Originally established in 1938 as a feeding and resting refuge for migratory birds, more than 300 species call the park home. The refuge offers some of the best bird-watching opportunities on the East Coast. This is especially true during the fall and winter months, when thousands of birds, such as snow and Canada geese, tundra swan and a variety of duck species flock to the Bay, but many species can be spotted year-round.

In addition to the large number of avian visitors each year, Back Bay is also home to many other species that crawl, swim, scurry and slither. The park, which has more than 9,100 acres of land, has a variety of habitats, including beaches, dunes, woodlands, agricultural fields and emergent freshwater marshes. Such a diverse landscape provides food and cover for animals such as river otters, white-tailed deer, mink, red and grey foxes and a huge variety of snakes and turtles. Just be sure to watch your step, as poisonous cottonmouth snakes are frequently spotted!

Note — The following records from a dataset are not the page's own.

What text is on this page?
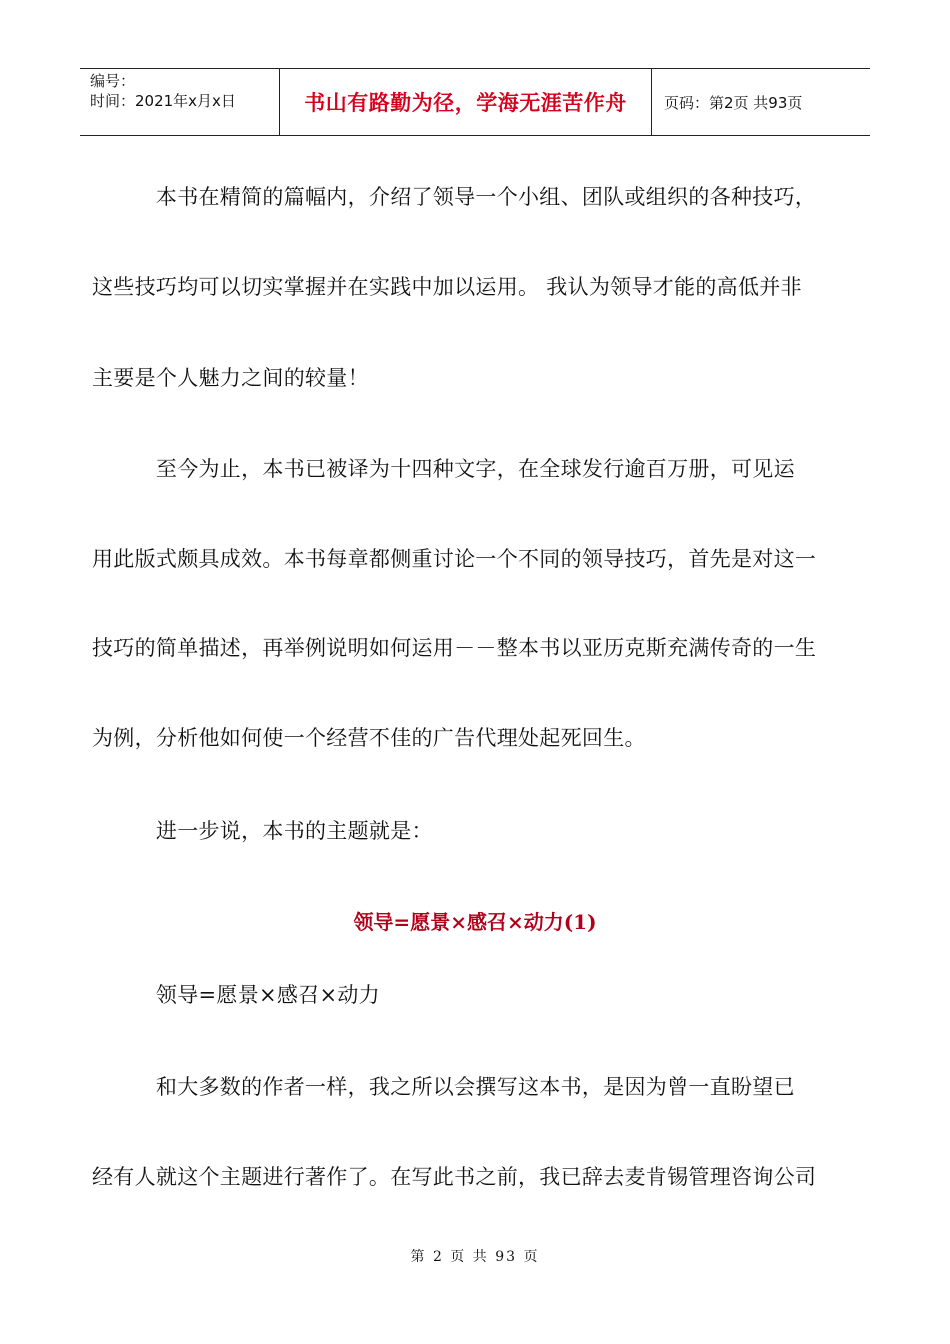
编号：
时间：2021年x月x日	书山有路勤为径，学海无涯苦作舟	页码：第2页 共93页
　　　本书在精简的篇幅内，介绍了领导一个小组、团队或组织的各种技巧，
这些技巧均可以切实掌握并在实践中加以运用。 我认为领导才能的高低并非
主要是个人魅力之间的较量！
　　　至今为止，本书已被译为十四种文字，在全球发行逾百万册，可见运
用此版式颇具成效。本书每章都侧重讨论一个不同的领导技巧，首先是对这一
技巧的简单描述，再举例说明如何运用－－整本书以亚历克斯充满传奇的一生
为例，分析他如何使一个经营不佳的广告代理处起死回生。
　　　进一步说，本书的主题就是：
领导=愿景×感召×动力(1)
　　　领导=愿景×感召×动力
　　　和大多数的作者一样，我之所以会撰写这本书，是因为曾一直盼望已
经有人就这个主题进行著作了。在写此书之前，我已辞去麦肯锡管理咨询公司
第 2 页 共 93 页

Few places on the East Coast offer such unique beauty and diversity of wildlife and opportunities to experience all of these wonderful creatures in their natural habitats abound. Hop aboard a tram tour, head out on a boat (or kayak) into the Back Bay, volunteer or take part in one of their educational programs, or lace up your boots and hike your way through.

The wild is calling you at the Back Bay National Wildlife Refuge. All you have to do is answer.